An ecosystem is much like a living organism. It has a metabolism which needs to be sustained by energy; be it healthy or unhealthy, it constantly processes what it is fed. It evolves, is always in motion and undergoing change. In most cases it interacts continuously with neighboring ecosystems and sometimes maintains long distance relationships with others. It grows, is sensitive to outside disturbances, and can also be killed. Pondering on the similarity between ecosystem and living organism, one sometimes starts to wonder whether it might not also possess an intelligence of its own, albeit one that is impossible to measure or even detect. Looking at it this way Ecological Restoration might even acquire an ethical dimension of its own. 
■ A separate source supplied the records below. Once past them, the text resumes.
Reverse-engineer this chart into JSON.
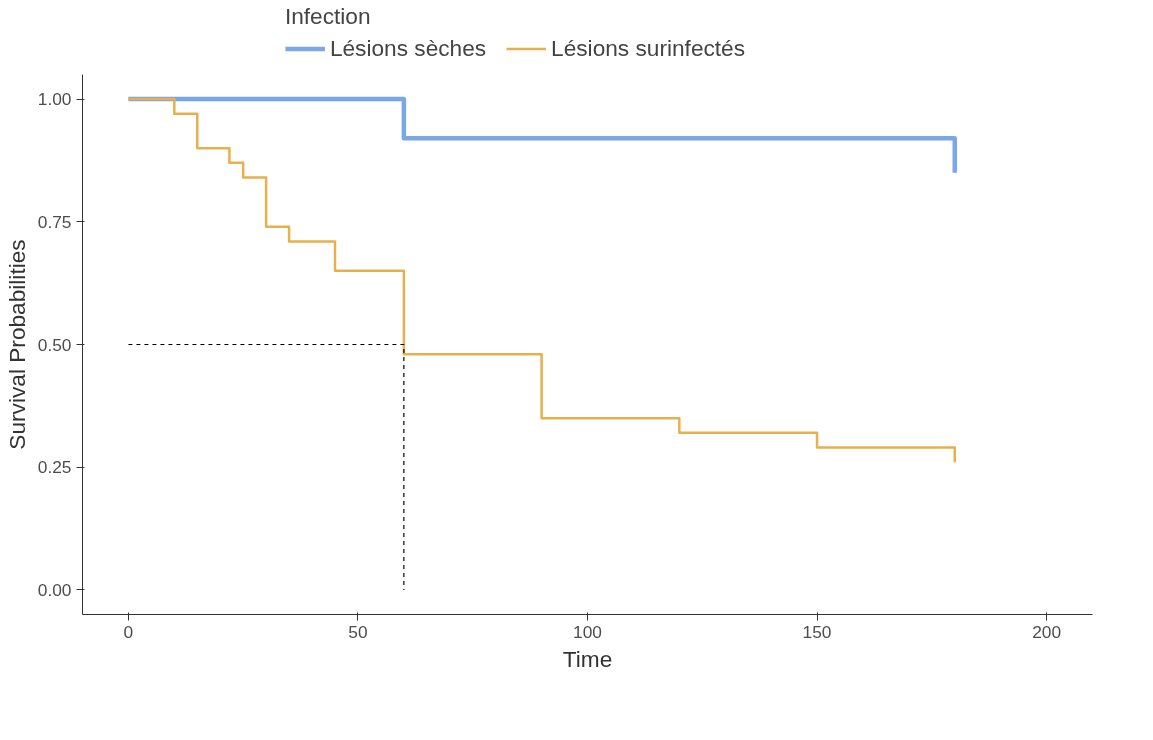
{
  "chart_data": {
    "type": "step",
    "xlabel": "Time",
    "ylabel": "Survival Probabilities",
    "legend_title": "Infection",
    "legend": "top",
    "xlim": [
      -10,
      210
    ],
    "ylim": [
      -0.05,
      1.05
    ],
    "xticks": [
      0,
      50,
      100,
      150,
      200
    ],
    "yticks": [
      {
        "value": 0,
        "label": "0.00"
      },
      {
        "value": 0.25,
        "label": "0.25"
      },
      {
        "value": 0.5,
        "label": "0.50"
      },
      {
        "value": 0.75,
        "label": "0.75"
      },
      {
        "value": 1,
        "label": "1.00"
      }
    ],
    "grid": false,
    "marker": "none",
    "series": [
      {
        "name": "Lésions sèches",
        "color": "#7aa6ea",
        "x": [
          0,
          60,
          180
        ],
        "values": [
          1.0,
          0.92,
          0.85
        ]
      },
      {
        "name": "Lésions surinfectés",
        "color": "#e8b04c",
        "x": [
          0,
          10,
          15,
          22,
          25,
          30,
          35,
          45,
          60,
          90,
          120,
          150,
          180
        ],
        "values": [
          1.0,
          0.97,
          0.9,
          0.87,
          0.84,
          0.74,
          0.71,
          0.65,
          0.48,
          0.35,
          0.32,
          0.29,
          0.26
        ]
      },
      {
        "type": "line",
        "color": "#000000",
        "line_style": "dashed",
        "x": [
          0,
          60,
          60
        ],
        "values": [
          0.5,
          0.5,
          0
        ]
      }
    ]
  }
}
When we talk about the metabolism of an ecosystem we usually distinguish four major components that enable such a system to maintain itself. Chief amongst these of course is energy. Generally, energy enters the ecosystem in the form of solar radiation which is absorbed by chlorophyll molecules in the vegetation. This injection of energy kick starts a chain reaction of electrons which passes from molecule to molecule within the plant. Not all of this energy will be absorbed, however, some of it being emitted from the plant in the form of heat thus creating new conditions to stimulate further reactions. Indeed one packet of solar energy may do quite some traveling undergoing numerous transformations along the way before finally ending up on our dinner table or in the gas tank of our neighbor’s car. Scientists describe the journey of energy through an ecosystem in terms of a cycle. In a similar manner to energy the other three components of an ecosystem’s metabolism cycle through the system. We classify them as: elements (like nitrogen, sulfur or carbon), water (an element of such fundamental importance that it gets a classification all of its own), and organisms (plants, animals, microbes etc.).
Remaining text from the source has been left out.